Aaron Wallace

No. 51, 99, 56, 59
- Position: Linebacker

Personal information
- Born: April 17, 1967 (age 58) Paris, Texas, U.S.
- Listed height: 6 ft 3 in (1.91 m)
- Listed weight: 240 lb (109 kg)

Career information
- High school: Franklin D. Roosevelt (Dallas, Texas)
- College: Texas A&M
- NFL draft: 1990: 2nd round, 37th overall pick

Career history
- Los Angeles/Oakland Raiders (1990–1995); Denver Broncos (1996)*; Oakland Raiders (1997–1998);
- * Offseason and/or practice squad member only

Awards and highlights
- PFWA All-Rookie Team (1990); First-team All-SWC (1988), (1989); Second-team All-SWC (1987);

Career NFL statistics
- Tackles: 168
- Sacks: 21
- Fumble recoveries: 6
- Stats at Pro Football Reference

= Aaron Wallace =

American football player (born 1967)

Aaron Wallace (born April 17, 1967) is an American former professional football player who played his entire career as a linebacker for the Raiders franchise of the National Football League (NFL). He played college football for the Texas A&M Aggies.

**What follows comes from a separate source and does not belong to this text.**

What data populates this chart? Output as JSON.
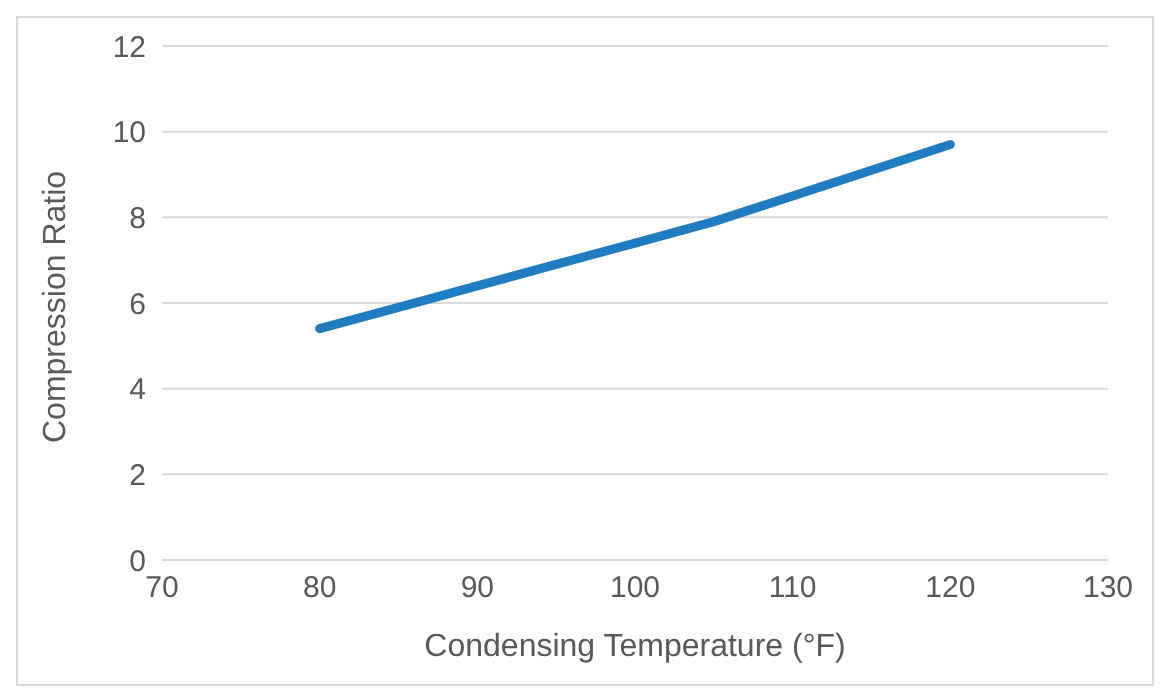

Wallace attended Dallas Franklin D. Roosevelt High School (Dallas) where he was a teammate of future NFL players Richmond Webb and Kevin Williams.

While at Texas A&M from 1986 to 1989, Wallace accumulated 42 sacks for his career, which still rank him 1st all-time at Texas A&M. The 42 sacks also ranked him 7th all-time in the NCAA at the conclusion of his career and currently rank him 11th.

Wallace was selected by the Raiders in the second round of the 1990 NFL Draft. Wallace played eight seasons for the Raiders, compiling 155 tackles and 21 sacks. He retired in 1999 and did some work in real estate. He later returned to Texas A&M to earn his degree in agricultural and life sciences in 2002.

Wallace began his coaching career at Sunset High School, where he coached the defensive line for four seasons. He then served at H. Grady Spruce High School in 2007, the last season Spruce fielded athletic teams. After Spruce's disbandment of its sports squads, he moved to Emmett J. Conrad High School, though he discontinued coaching. He stopped coaching since he desired more time to see his son play football in San Diego. His son, Aaron Wallace Jr., played for the UCLA Bruins and was drafted in the 7th round of the 2016 NFL draft by the Tennessee Titans.

Wallace was inducted into the Texas Black Sports Hall of Fame in 2008.